Eve & Adam

Adam und Eva Klein

Michael Grant und Katherine Applegate   

Aus dem amerikanischen Englisch von Wolfram Ströle

Ravensburger Verlag, Dezember 2013

352 Seiten, € 16,99

ab 14 Jahre

 

 

Nachdem die siebzehnjährige Eve einen schweren Unfall hatte und in die luxuriöse Spezialklinik ihrer Mutter eingeliefert wurde, erhält sie  zum Zeitvertreib von ihr die Aufgabe, den perfekten Menschen  zu erschaffen. Eve entscheidet sich dafür, einen Jungen zu kreieren und nennt ihn Adam. Der Schock ist allerdings groß, als ihre Computersimulation von Adam in Fleisch und Blut vor ihr steht. Eve fühlt sich sehr von Adam angezogen, doch eine Frage lässt sie dabei nicht los: Wie konnte Adam lebendig werden?

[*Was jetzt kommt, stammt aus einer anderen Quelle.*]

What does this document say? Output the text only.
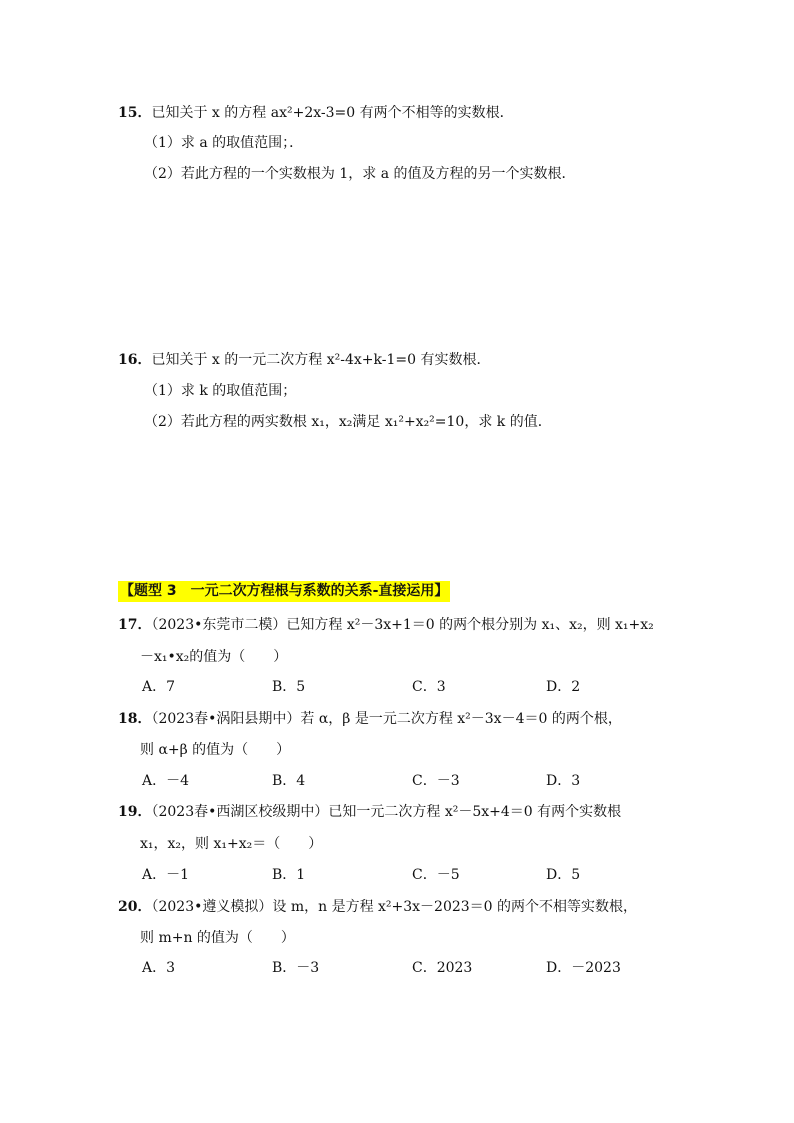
15．已知关于 x 的方程 ax²+2x-3=0 有两个不相等的实数根．
（1）求 a 的取值范围；．
（2）若此方程的一个实数根为 1，求 a 的值及方程的另一个实数根．
16．已知关于 x 的一元二次方程 x²-4x+k-1=0 有实数根．
（1）求 k 的取值范围；
（2）若此方程的两实数根 x₁，x₂满足 x₁²+x₂²=10，求 k 的值．
【题型 3　一元二次方程根与系数的关系-直接运用】
17．（2023•东莞市二模）已知方程 x²－3x+1＝0 的两个根分别为 x₁、x₂，则 x₁+x₂
－x₁•x₂的值为（　　）
A．7	B．5	C．3	D．2
18．（2023春•涡阳县期中）若 α，β 是一元二次方程 x²－3x－4＝0 的两个根，
则 α+β 的值为（　　）
A．－4	B．4	C．－3	D．3
19．（2023春•西湖区校级期中）已知一元二次方程 x²－5x+4＝0 有两个实数根
x₁，x₂，则 x₁+x₂＝（　　）
A．－1	B．1	C．－5	D．5
20．（2023•遵义模拟）设 m，n 是方程 x²+3x－2023＝0 的两个不相等实数根，
则 m+n 的值为（　　）
A．3	B．－3	C．2023	D．－2023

Für mich ist dieses Buch leichte Unterhaltung gewesen, weil keine richtige Spannung aufkommt und es auch sonst nicht vielschichtig war. Die Idee allerdings, einen Jungen zu erschaffen, der dann auch noch in Fleisch und Blut vor einem steht, fand ich clever von dem Autorenpaar. Wie viele Mädchen auf der Welt wünschen sich nicht einen perfekten Jungen, der genau die Werte erfüllt, die sie sich von ihm wünschen? Eve bekommt in dieser Geschichte die Chance dazu. Sie darf sich das Geschlecht aussuchen, wie er aussieht und welche Charakterstärken und Schwächen er hat. Das Ganze hat mich sehr an das Computerspiel „Sims“ erinnert, wo man sich auch seinen eigenen Menschen erschaffen kann. Allerdings würde vermutlich jeder einen großen Schock bekommen, wenn eines Tages die eigene Sims-Kreation in Fleisch und Blut vor ihm stünde. Diese Idee ist eigentlich das Einzige, was das Buch interessant macht, den Rest fand ich nicht richtig fesselnd. Der Handlungsablauf, der neben der Erschaffung von Adam passiert, scheinen nur so nebenbei zu geschehen. Das Buch greift allerdings auch ein paar biblische Aspekte auf (kein Wunder, wenn es in dem Buch um das Paar Eve und Adam! geht). Zum Beispiel muss sich Eve bei der Erschaffung von Adam oft fragen, wie er aussehen soll, ob er klug sein darf oder nicht, was seine Augenfarbe sein und ob er viele Schwächen oder Stärken haben soll. Eve wird in der Geschichte also quasi zum „Gott“, der Adam erschafft.          Fazit: Ein leichter Science-Fiction-Roman den man lesen kann, aber nicht unbedingt muss.